As the country’s political parties begin to jockey for position in the run-up to next year’s European Parliament and Spanish municipal elections nationwide — the latter seen as a key indicators of voter trending in advance of 2020 national elections – voter preference surveys continue to affirm the rise of centre-right Ciudadanos party at the expense of the conservative governing Partido Popular (PP) and centre-left Socialist party (PSOE).
A poll by Sigma Dos released at the weekend by the newspaper El Mundo shows Ciudadanos with 26.7 percent of vote share, representing a full 10 percent jump since the last Sigma Dos poll in October. The centre-right party’s fortunes appear to be rising to the detriment of the PP, which saw a sharp drop in voter support from 31.4 percent to 23.3 percent during the same period.
The poll results also appear to indicate that Ciudadanos is siphoning off voter sympathy from the PSOE, which saw it’s vote share fall in the Sigma Dos survey from 26 percent in October to 19.7 percent in the latest poll, slightly off the party’s 22.7 percent showing in June 2016 national elections.
The Socialists appear to be more or less maintaining their 2016 level of preference among voters at the expense of leftwing rival Unidos Podemos , which remains off its 2016 national election showing of 21.1 percent at just 18.4 percent in the Sigma Dos poll.
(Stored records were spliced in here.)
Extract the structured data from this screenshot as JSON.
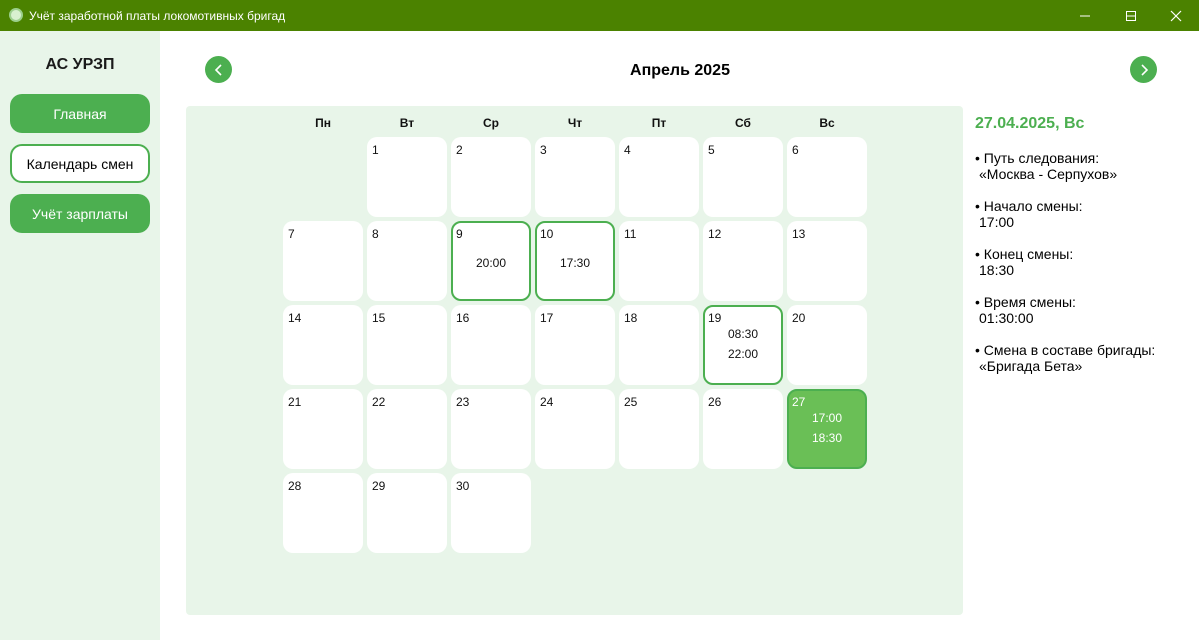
{
  "window": {
    "title": "Учёт заработной платы локомотивных бригад"
  },
  "sidebar": {
    "app_name": "АС УРЗП",
    "items": [
      {
        "label": "Главная"
      },
      {
        "label": "Календарь смен"
      },
      {
        "label": "Учёт зарплаты"
      }
    ]
  },
  "calendar": {
    "month_title": "Апрель 2025",
    "weekdays": [
      "Пн",
      "Вт",
      "Ср",
      "Чт",
      "Пт",
      "Сб",
      "Вс"
    ],
    "days": [
      {
        "n": "1"
      },
      {
        "n": "2"
      },
      {
        "n": "3"
      },
      {
        "n": "4"
      },
      {
        "n": "5"
      },
      {
        "n": "6"
      },
      {
        "n": "7"
      },
      {
        "n": "8"
      },
      {
        "n": "9",
        "times": [
          "20:00"
        ]
      },
      {
        "n": "10",
        "times": [
          "17:30"
        ]
      },
      {
        "n": "11"
      },
      {
        "n": "12"
      },
      {
        "n": "13"
      },
      {
        "n": "14"
      },
      {
        "n": "15"
      },
      {
        "n": "16"
      },
      {
        "n": "17"
      },
      {
        "n": "18"
      },
      {
        "n": "19",
        "times": [
          "08:30",
          "22:00"
        ]
      },
      {
        "n": "20"
      },
      {
        "n": "21"
      },
      {
        "n": "22"
      },
      {
        "n": "23"
      },
      {
        "n": "24"
      },
      {
        "n": "25"
      },
      {
        "n": "26"
      },
      {
        "n": "27",
        "times": [
          "17:00",
          "18:30"
        ],
        "selected": true
      },
      {
        "n": "28"
      },
      {
        "n": "29"
      },
      {
        "n": "30"
      }
    ]
  },
  "details": {
    "date_heading": "27.04.2025, Вс",
    "items": [
      {
        "label": "• Путь следования:",
        "value": "«Москва - Серпухов»"
      },
      {
        "label": "• Начало смены:",
        "value": "17:00"
      },
      {
        "label": "• Конец смены:",
        "value": "18:30"
      },
      {
        "label": "• Время смены:",
        "value": "01:30:00"
      },
      {
        "label": "• Смена в составе бригады:",
        "value": "«Бригада Бета»"
      }
    ]
  },
  "colors": {
    "titlebar": "#4b8200",
    "accent": "#4caf50",
    "panel": "#e8f5e9",
    "selected": "#6abf56"
  }
}
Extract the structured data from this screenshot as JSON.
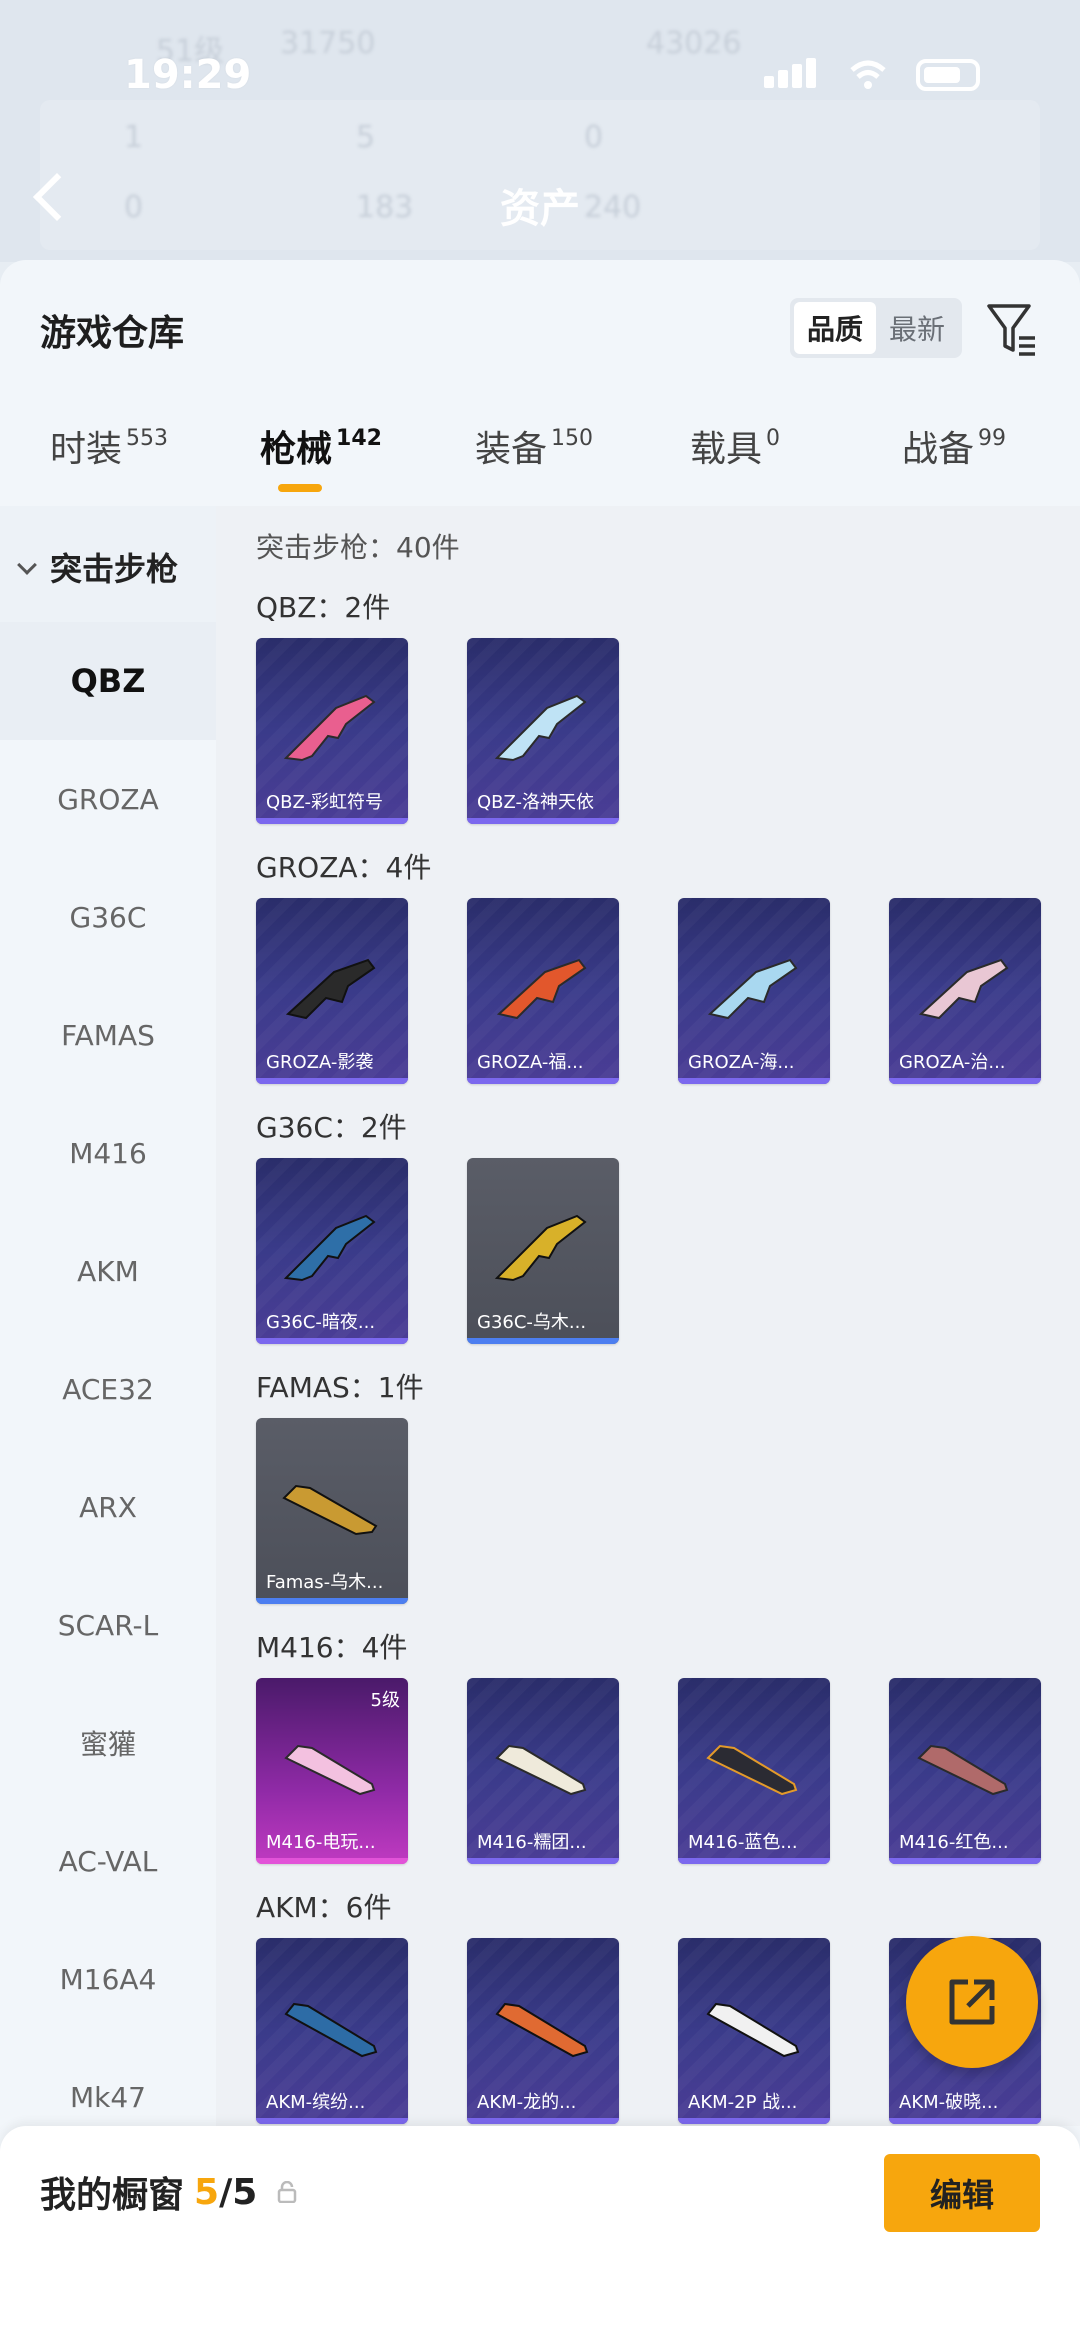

With the caveat that the Sigma Dos poll estimates how voters would cast their ballots if a general election were held today, the survey results appear to be borne out by similar numbers in a survey by polling organization SocioMétrica published in El Español showing that Ciudadanos would win 27.4 percent of the vote in a general election held today, ahead of the PP’s 21.9 percent and the PSOE’s 19.4 percent. Both polls appear to confirm similar voter preferences in recent surveys conducted by Metroscopia for El País and GAD3 for La Vanguardia.
Although Spanish election results in recent years have often varied significantly from pre-election voter surveys, if the most recent round of polling is accurate and the numbers hold through municipal elections next Spring, the result could signal an historic shift in national politics away from the two major legacy parties that have held power between them since Spain’s transition to democracy in the 1980s.
Analysts believe the rise in Ciudadanos’ popularity among Spanish voters is partly due to a positive reverberation nationwide in response to the unequivocal stance of the party against the secessionist movement in Catalonia, Spain’s northwest region currently embroiled in a protracted struggle between pro-independence forces and anti-independence parties led by Ciudadanos, which won the largest number of votes in regional elections in Catalonia in December.
The growth in voter preference for the eight-year-old party is also seen as a positive response to Ciudadanos stance’ against political corruption allegations that continue to plague the governing PP and which under the last Socialist administration of former President Felipe González was instrumental in the PSOE’s loss to the Partido Popular in 1996 national elections.